27 January 2010

Idiocracy and Nuance

Why do we feel the need to dissect every action, every word? Why must we find the motivation behind everything? Why can't we leave things alone? When someone happens to wear a particular shirt that differs from his normal attire, why must we ask why he chose to wear it?

On some level, we're all surgeons well-versed in the art of dissection. We use our scalpels to peel back the layers and probe the minutiae of everyday existence. We parse gestures and phrases. We search for answers. "Seek and you might find," we should have been told. No matter. We seek regardless, and if we find no answers, we contrive our own.

Gossip is the symptom of this sickness—the overwhelming need to speculate, the overarching thirst for confirmation. One day I will parade through the streets with a broom in my right hand. Or maybe I will wear yellow on a Monday. I'm curious to hear the motivation behind a broomstick or the meaning of a random hue.

Moreover, why the need for nuance that drives our words to obscurity? Why can't we just say things? Tonight is the president's State of the Union speech. The television pundits can't wait to devour his words and salivate over every vowel. They will read between the lines, praise his careful choice of words, commend his calculated pragmatism, as they might call it.

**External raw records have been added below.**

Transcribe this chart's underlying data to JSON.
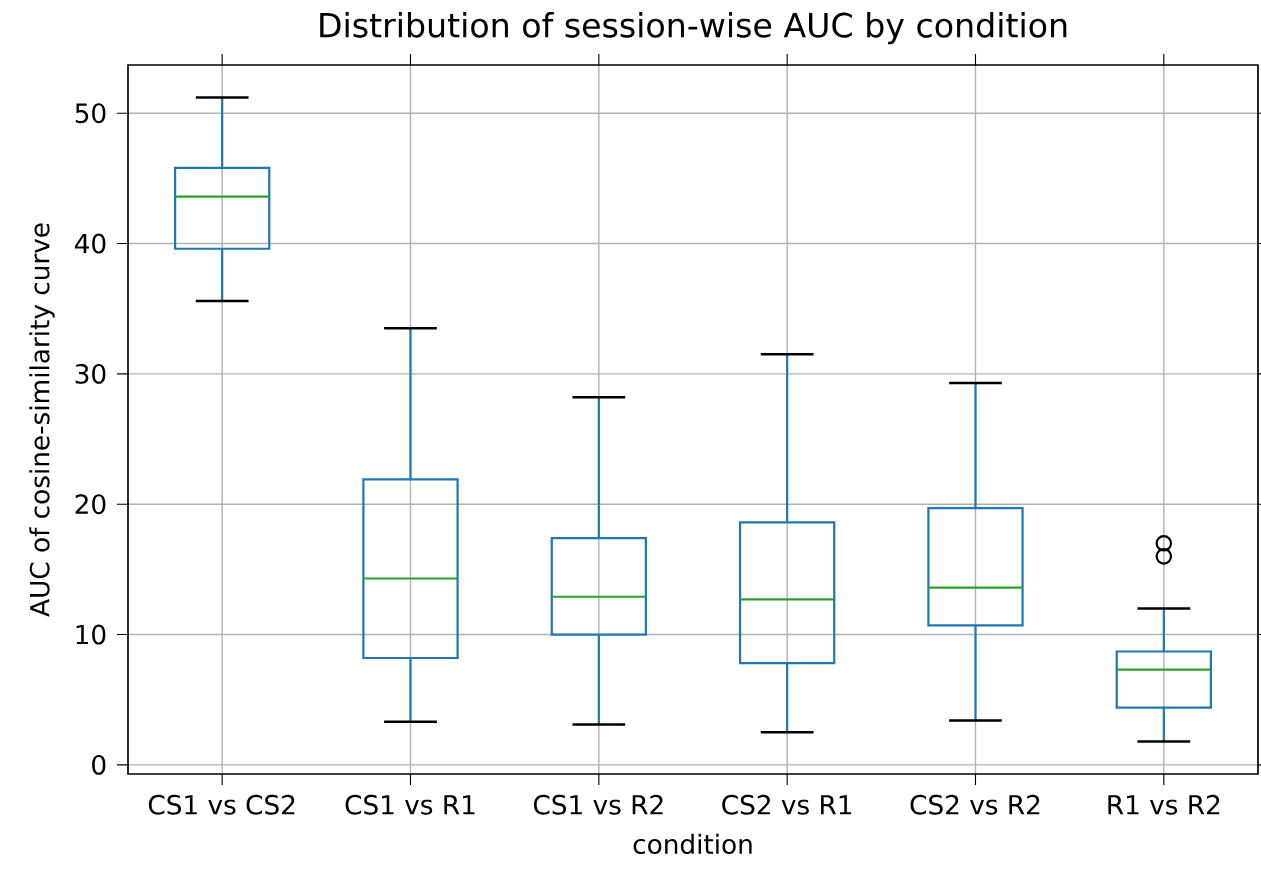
{
  "chart_data": {
    "type": "box",
    "title": "Distribution of session-wise AUC by condition",
    "xlabel": "condition",
    "ylabel": "AUC of cosine-similarity curve",
    "categories": [
      "CS1 vs CS2",
      "CS1 vs R1",
      "CS1 vs R2",
      "CS2 vs R1",
      "CS2 vs R2",
      "R1 vs R2"
    ],
    "series": [
      {
        "color": "#1f77b4",
        "boxes": [
          {
            "low": 35.6,
            "q1": 39.6,
            "median": 43.6,
            "q3": 45.8,
            "high": 51.2
          },
          {
            "low": 3.3,
            "q1": 8.2,
            "median": 14.3,
            "q3": 21.9,
            "high": 33.5
          },
          {
            "low": 3.1,
            "q1": 10.0,
            "median": 12.9,
            "q3": 17.4,
            "high": 28.2
          },
          {
            "low": 2.5,
            "q1": 7.8,
            "median": 12.7,
            "q3": 18.6,
            "high": 31.5
          },
          {
            "low": 3.4,
            "q1": 10.7,
            "median": 13.6,
            "q3": 19.7,
            "high": 29.3
          },
          {
            "low": 1.8,
            "q1": 4.4,
            "median": 7.3,
            "q3": 8.7,
            "high": 12.0,
            "outliers": [
              17.0,
              16.0
            ]
          }
        ]
      }
    ],
    "ylim": [
      -0.7,
      53.7
    ],
    "yticks": [
      0,
      10,
      20,
      30,
      40,
      50
    ],
    "grid": true
  }
}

In spite of our likely downward spiral into a world only slightly removed from that of Mike Judge's Idiocracy, there is a small tinge of hope in this decline: a retarded species has no need for nuance. It acts on a more basic level, eschewing equivocation for a more direct form of communication. Behold the words of Mr. Dwayne Elizondo Mountain Dew Herbert Camacho, the president of Mike Judge's world, as he gives his own state of the union speech:

Shut up. Shit. I know shit's bad right now...with all that starvin' bullshit. And the dust storms. And we runnin' out of french fries and burrito coverings. But I got a solution.

[Machine-gun rounds]

That's what I thought! Now I understand everyone's shit's emotional right now, but listen up. I got a three-point plan to fix everything. Number one: we got this guy, Not Sure. Number two: he's got a higher IQ than any man alive! And number three: he's gonna fix everything. I give you my word as president. He'll fix the problems with all the dead crops. He's gonna make 'em grow again. And that ain't all.

[Singing] I give you my word. He's gonna fix the dust storms too. I give you my word. He's gonna fix the "ecomony." And he's so smart he's gonna do it all in one week...

When President Camacho speaks, you know exactly what he means.

In a Slate.com article from today entitled "Speech Therapy," Christopher Beam writes the following:

"Communications failure" is the phrase being used by the White House and assorted commentators to explain the collapse of health care reform and other parts of President Obama's agenda. According to this reasoning, Obama hasn't pursued the wrong goals. He has simply failed to articulate them. And tonight's State of the Union could somehow change that.

President Obama is quoted in the article concerning his failure to articulate: "What I haven't always been successful at doing is breaking through the noise and speaking directly to the American people in a way that during the campaign you could do."

Mr. Obama is definitely on to something there. Maybe he should take a cue from President Camacho.